Eight months before the contract was due to be signed, detail design began. “Once the contract is signed, the price the trust will pay is cast in stone,” says Rogers, “so we are always looking to make savings”.

The successful supplier is expected to assist in the finalisation of the design to achieve these savings. Autronica, for example, was chosen to install the fire alarm system. The company proposed using a self-testing system that would save time, money and manpower and result in savings for the operator.

The system also includes a text display unit in wards so staff know the nature of the emergency and whether to evacuate patients. The same criteria were used to select the emergency lighting systems which are also self-testing.

It was not just the electrical suppliers that proposed innovative solutions: for the ventilation plant, York’s stainless steel air-handling units have been installed.

The units are supplied in sections to make them easy to maintain and, if necessary, to allow single sections to be replaced.

The wall covering in the mental health unit was another area investigated. The facilities team must repair any damaged decoration. A new type of plaster was chosen for the walls that, unlike conventional plaster, does not crumble on impact; instead, it dents so that the defect can be remedied with filler, rather than by replastering the entire wall.

The transfer of 56 maintenance staff and managers to run the hospital is now under way. They will be transferred from other hospitals in the region under a TUPE agreement and start work on 1 August, although many of them are already familiar with the scheme.

The senior management has already worked with the design team offering advice. “We haven’t always incorporated what they’ve wanted into the design,” says Rogers, “but we have always listened to them.”

The maintenance team, too, is busy familiarising itself with the systems. It has been watching them being commissioned and has been involved in assessing how easy it will be to get at them.

It has been hard work. “We’ve had to instil a new type of culture,” says Rogers.

Construction started in summer 1998 and will include a new medical block with 560 beds and an outpatient facility. An existing clinical block has been demolished and is being rebuilt to include operating theatres and an accident and emergency unit. A pathology and mortuary block and a stores and records block will also be constructed on the site of a previous building where stores were kept, along with a new acute mental health unit.

For the facilities team, the arrival of the first patient in spring next year will be the acid test. It might have taken three years to finalise the design, but the proof of the pudding will be in the 30 years the hospital has to run.

Choosing products to last for 30 years

To assess the market rate, at least five suppliers were asked to quote.

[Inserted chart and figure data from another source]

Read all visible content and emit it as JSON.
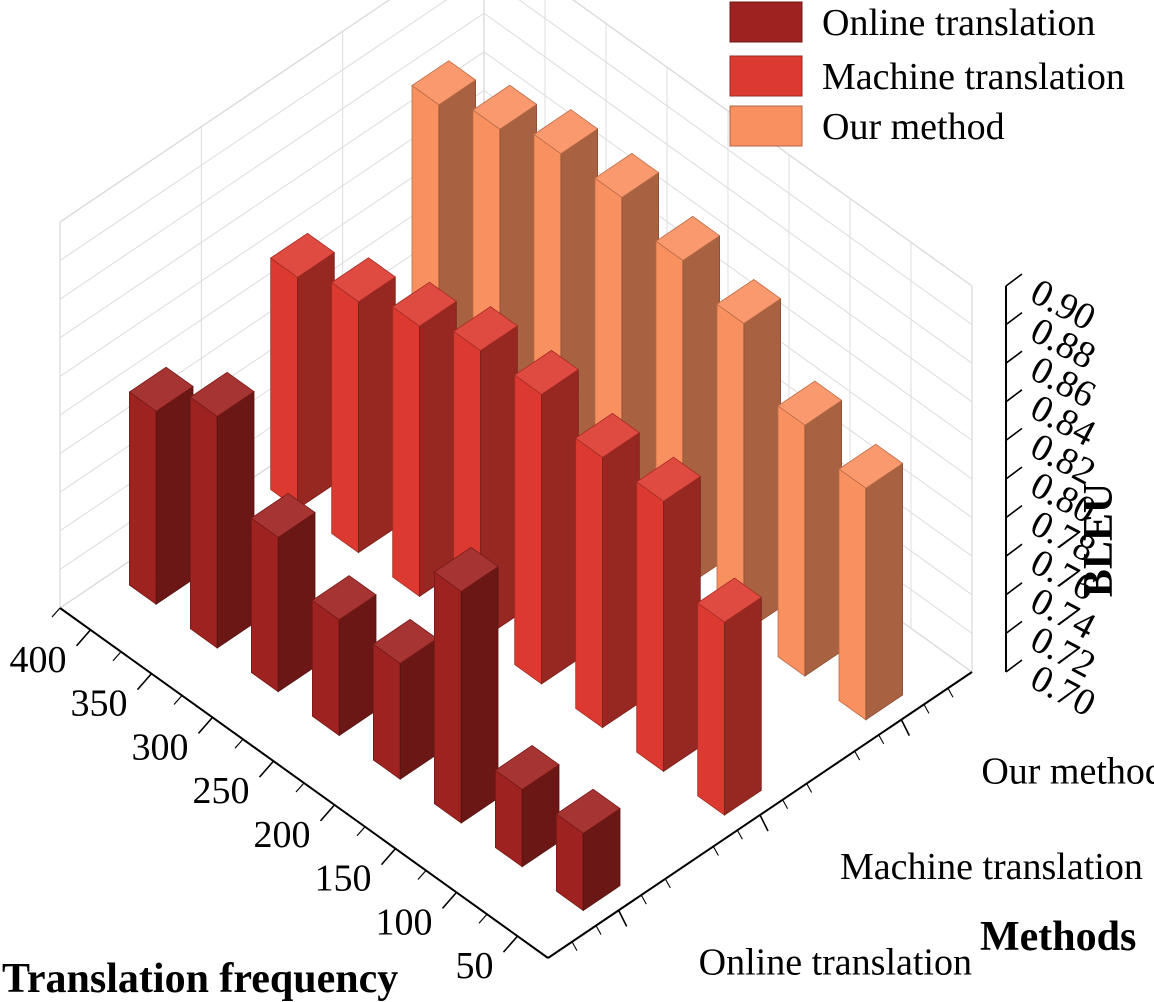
{
  "chart_data": {
    "type": "bar3d",
    "x_axis": {
      "title": "Translation frequency",
      "ticks": [
        "400",
        "350",
        "300",
        "250",
        "200",
        "150",
        "100",
        "50"
      ],
      "values": [
        400,
        350,
        300,
        250,
        200,
        150,
        100,
        50
      ]
    },
    "y_axis": {
      "title": "Methods",
      "categories": [
        "Online translation",
        "Machine translation",
        "Our method"
      ]
    },
    "z_axis": {
      "title": "BLEU",
      "ticks": [
        "0.70",
        "0.72",
        "0.74",
        "0.76",
        "0.78",
        "0.80",
        "0.82",
        "0.84",
        "0.86",
        "0.88",
        "0.90"
      ],
      "range": [
        0.7,
        0.9
      ]
    },
    "grid": true,
    "legend_position": "top-right",
    "series": [
      {
        "name": "Online translation",
        "color": "#9e2220",
        "x": [
          400,
          350,
          300,
          250,
          200,
          150,
          100,
          50
        ],
        "values": [
          0.8,
          0.82,
          0.78,
          0.76,
          0.76,
          0.82,
          0.74,
          0.74
        ]
      },
      {
        "name": "Machine translation",
        "color": "#dc3a30",
        "x": [
          400,
          350,
          300,
          250,
          200,
          150,
          100,
          50
        ],
        "values": [
          0.82,
          0.83,
          0.84,
          0.85,
          0.85,
          0.84,
          0.84,
          0.8
        ]
      },
      {
        "name": "Our method",
        "color": "#f99060",
        "x": [
          400,
          350,
          300,
          250,
          200,
          150,
          100,
          50
        ],
        "values": [
          0.86,
          0.87,
          0.88,
          0.88,
          0.87,
          0.86,
          0.83,
          0.82
        ]
      }
    ]
  }
}
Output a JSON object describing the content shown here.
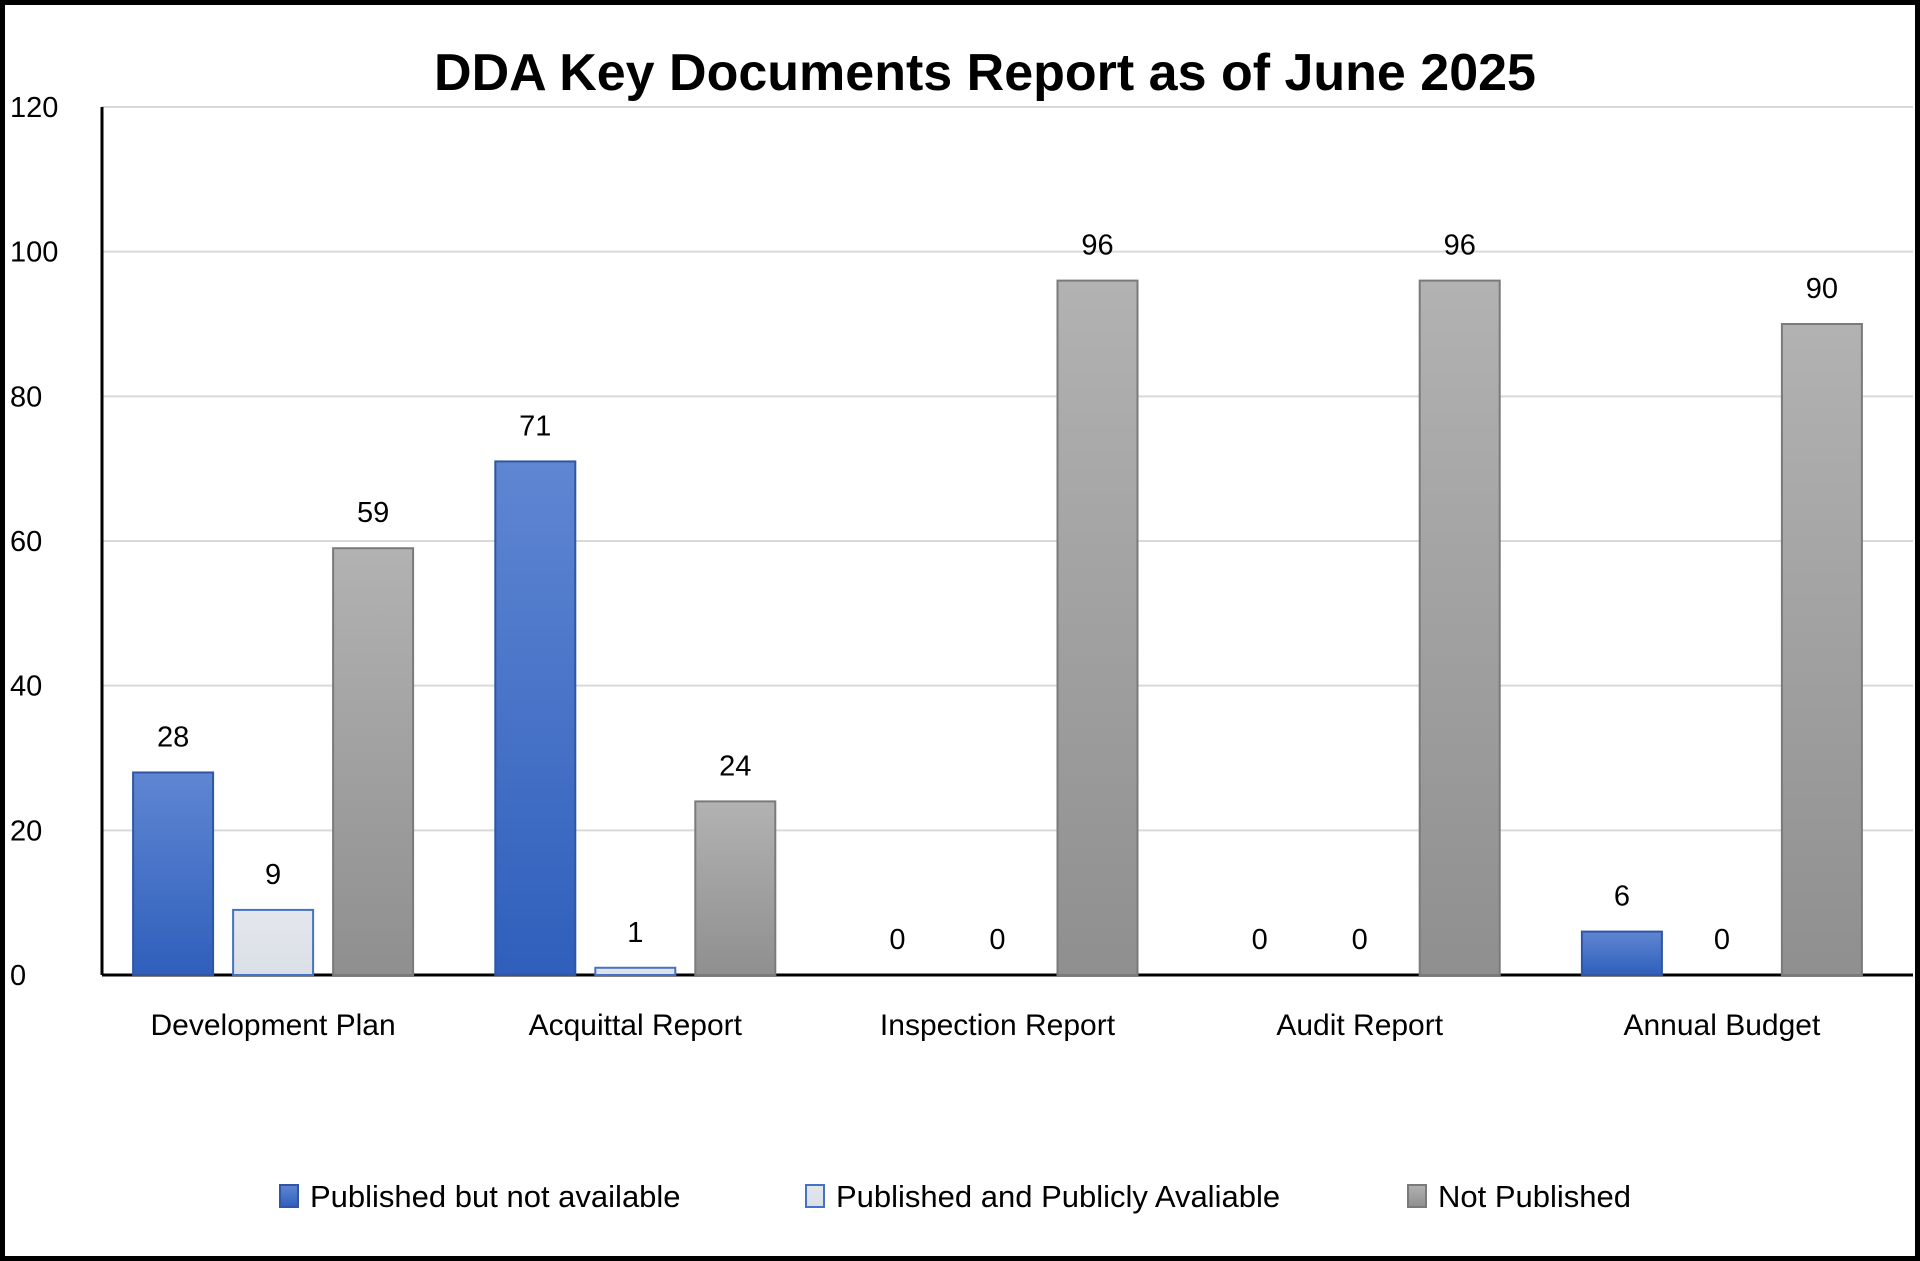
{
  "chart_data": {
    "type": "bar",
    "title": "DDA Key Documents Report as of June 2025",
    "xlabel": "",
    "ylabel": "",
    "ylim": [
      0,
      120
    ],
    "yticks": [
      0,
      20,
      40,
      60,
      80,
      100,
      120
    ],
    "grid": true,
    "legend_position": "bottom",
    "categories": [
      "Development Plan",
      "Acquittal Report",
      "Inspection Report",
      "Audit Report",
      "Annual Budget"
    ],
    "series": [
      {
        "name": "Published but not available",
        "values": [
          28,
          71,
          0,
          0,
          6
        ],
        "color": "#4472c4"
      },
      {
        "name": "Published and Publicly Avaliable",
        "values": [
          9,
          1,
          0,
          0,
          0
        ],
        "color": "#dde2ea"
      },
      {
        "name": "Not Published",
        "values": [
          59,
          24,
          96,
          96,
          90
        ],
        "color": "#a5a5a5"
      }
    ]
  }
}
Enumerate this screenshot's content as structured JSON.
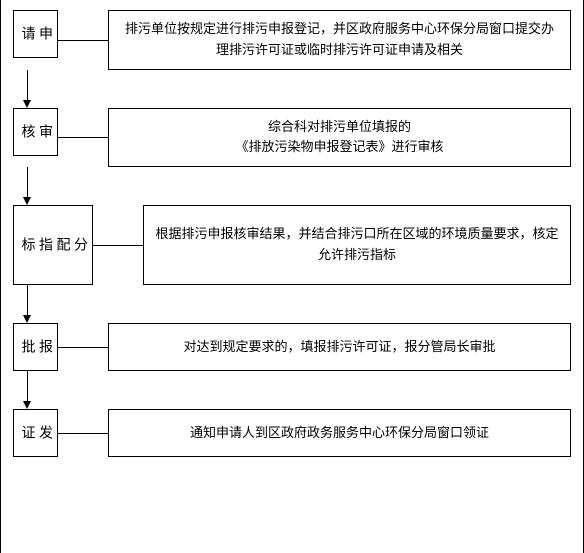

Their prices were then compared with Kvaerner’s database at the local office. For the pipework system, for example, a Friatherm system has been installed throughout the hospital. It is a PVC system selected on the basis of:
  • cost
  • corrosion resistance
  • ease of installation
  • 50-year life expectancy
  • low maintenance
  • track record in use at other hospitals
  • 10-year defects liability
  • ease of modification and repair: being plastic the pipe can be joined using solvent-based connectors. Some copper-based systems, for example, require solder to connect and an open flame to provide the heat.